Looking at the lines of the ferry terminals it is obvious that all were constructed from just one architectural plan. The only one that is a little different is the Liloan Ferry Terminal. All are modern-looking and even now, more than thirty year after they were constructed, they still do not look dated. It is obvious from the design that effort was made to control the heat from the sun. They were also all well-built and all sat low and maybe that was done to minimize damage from strong winds. Typhoons and earthquakes have come over the decades but all are still spic and span. They all seem to blend with the terrain, too.

The ferry terminals themselves are surrounded by access roads. The design was that the vehicles to be loaded have a separate access from the vehicles being unloaded. There is also back-up area for the vehicles to be loaded.

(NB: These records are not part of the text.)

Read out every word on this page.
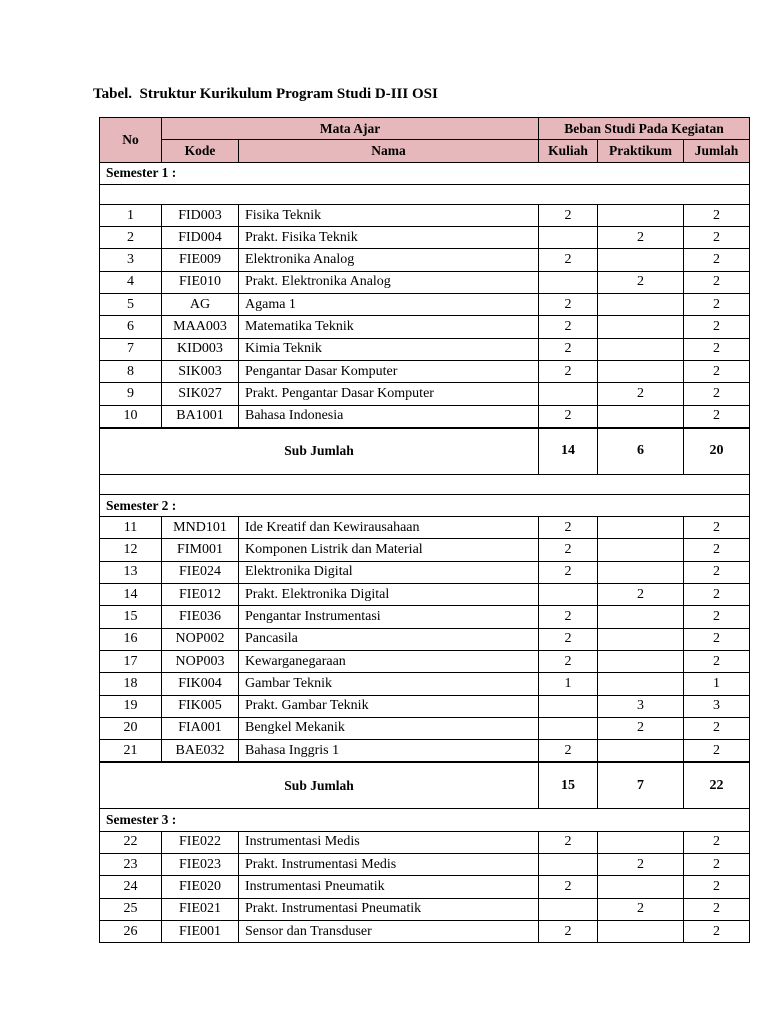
Tabel.  Struktur Kurikulum Program Studi D-III OSI
No	Mata Ajar		Beban Studi Pada Kegiatan		
	Kode	Nama	Kuliah	Praktikum	Jumlah
Semester 1 :					

1	FID003	Fisika Teknik	2		2
2	FID004	Prakt. Fisika Teknik		2	2
3	FIE009	Elektronika Analog	2		2
4	FIE010	Prakt. Elektronika Analog		2	2
5	AG	Agama 1	2		2
6	MAA003	Matematika Teknik	2		2
7	KID003	Kimia Teknik	2		2
8	SIK003	Pengantar Dasar Komputer	2		2
9	SIK027	Prakt. Pengantar Dasar Komputer		2	2
10	BA1001	Bahasa Indonesia	2		2
Sub Jumlah			14	6	20

Semester 2 :					
11	MND101	Ide Kreatif dan Kewirausahaan	2		2
12	FIM001	Komponen Listrik dan Material	2		2
13	FIE024	Elektronika Digital	2		2
14	FIE012	Prakt. Elektronika Digital		2	2
15	FIE036	Pengantar Instrumentasi	2		2
16	NOP002	Pancasila	2		2
17	NOP003	Kewarganegaraan	2		2
18	FIK004	Gambar Teknik	1		1
19	FIK005	Prakt. Gambar Teknik		3	3
20	FIA001	Bengkel Mekanik		2	2
21	BAE032	Bahasa Inggris 1	2		2
Sub Jumlah			15	7	22
Semester 3 :					
22	FIE022	Instrumentasi Medis	2		2
23	FIE023	Prakt. Instrumentasi Medis		2	2
24	FIE020	Instrumentasi Pneumatik	2		2
25	FIE021	Prakt. Instrumentasi Pneumatik		2	2
26	FIE001	Sensor dan Transduser	2		2
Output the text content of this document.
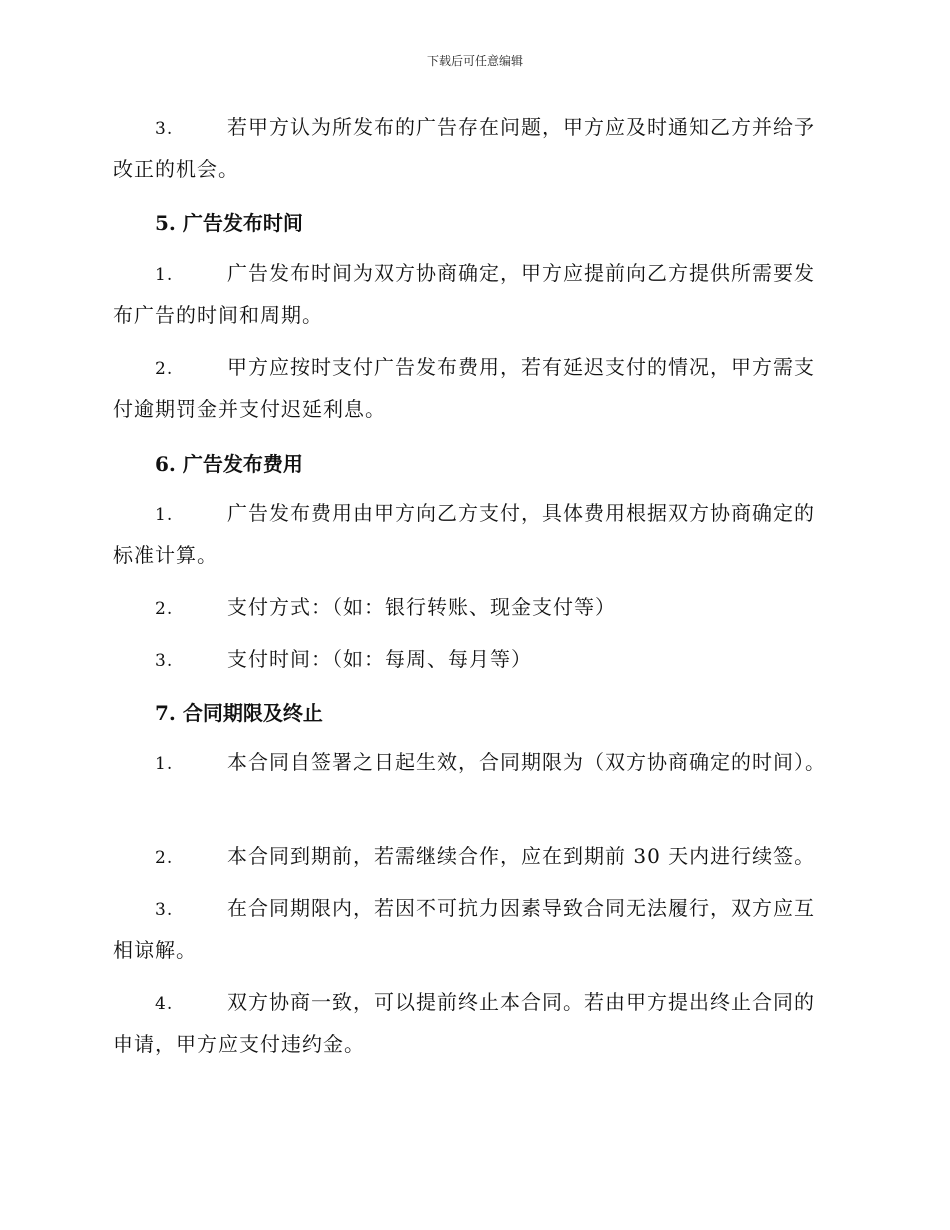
下载后可任意编辑
3.	若甲方认为所发布的广告存在问题，甲方应及时通知乙方并给予改正的机会。
5. 广告发布时间
1.	广告发布时间为双方协商确定，甲方应提前向乙方提供所需要发布广告的时间和周期。
2.	甲方应按时支付广告发布费用，若有延迟支付的情况，甲方需支付逾期罚金并支付迟延利息。
6. 广告发布费用
1.	广告发布费用由甲方向乙方支付，具体费用根据双方协商确定的标准计算。
2.	支付方式：（如：银行转账、现金支付等）
3.	支付时间：（如：每周、每月等）
7. 合同期限及终止
1.	本合同自签署之日起生效，合同期限为（双方协商确定的时间）。
2.	本合同到期前，若需继续合作，应在到期前 30 天内进行续签。
3.	在合同期限内，若因不可抗力因素导致合同无法履行，双方应互相谅解。
4.	双方协商一致，可以提前终止本合同。若由甲方提出终止合同的申请，甲方应支付违约金。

Inside the terminals aside from the usual waiting areas, there are shops and a restaurant. That is aside from the office of the Philippine Ports Authority (PPA) and booths for the shipping companies and the useless arrastre firm.

One difference of the ferry terminals from the ports of the past is the presence from the start of RORO ramps in the wharf. It signified that the ferry terminals were really meant for RORO operations right from the very start. Originally, there were only two RORO ramps per ferry terminal. This provision grew short when the number of RORO ships using the ferry terminal multiplied. So, alterations and expansions were done along the way in the quays of the ferry terminals.

When the sea ferry terminals were opened in 1982 in Matnog and in San Isidro with the arrival of the RORO Maharlika I, San Bernardino Strait, the sea separating the two was already connected by privately-owned ROROs for three years. However, they were using the shorter Matnog to Allen connection. Allen, in Northern Samar, had a port even in the past but a private operator developed their own port. Actually, San Isidro port is not well-placed for the vehicles headed just for Northern Samar as they need to backtrack.

Also, when the ferry terminals were opened in 1984 in Liloan and Lipata, Surigao Strait, the sea separating the two was already connected by privately-owned ROROs for five years already. The original connection here was between Surigao port and Liloan municipal port (plus Maasin port). Incidentally, in both connections it was Cardinal Shipping which was the pioneer using the ROROs Cardinal I and Cardinal II. This is to correct the wrong impression by many who thinks it was the government and the Maharlika ships which were the pioneers in this routes. This erroneous impression is the product of government propaganda. May I add also that even before the ROROs came these two straits were already connected by wooden motor boats (called the lancha locally) and big motor bancas.

Trucks, private cars and government vehicles made the first Luzon-Visayas-Mindanao connection and it was not many at the start. The signal connection that everybody was waiting for was the bus connection since that will mean that all and everybody can make the LuzViMinda run. It finally came in 1986 when the Philtranco bus made its first Mindanao run. The run took longer than expected because of mechanical problems but finally it came about. Now, private vehicles and trucks and everybody is taking it now through many buses and even by commuter van at times.

And the Philippines is physically connected now.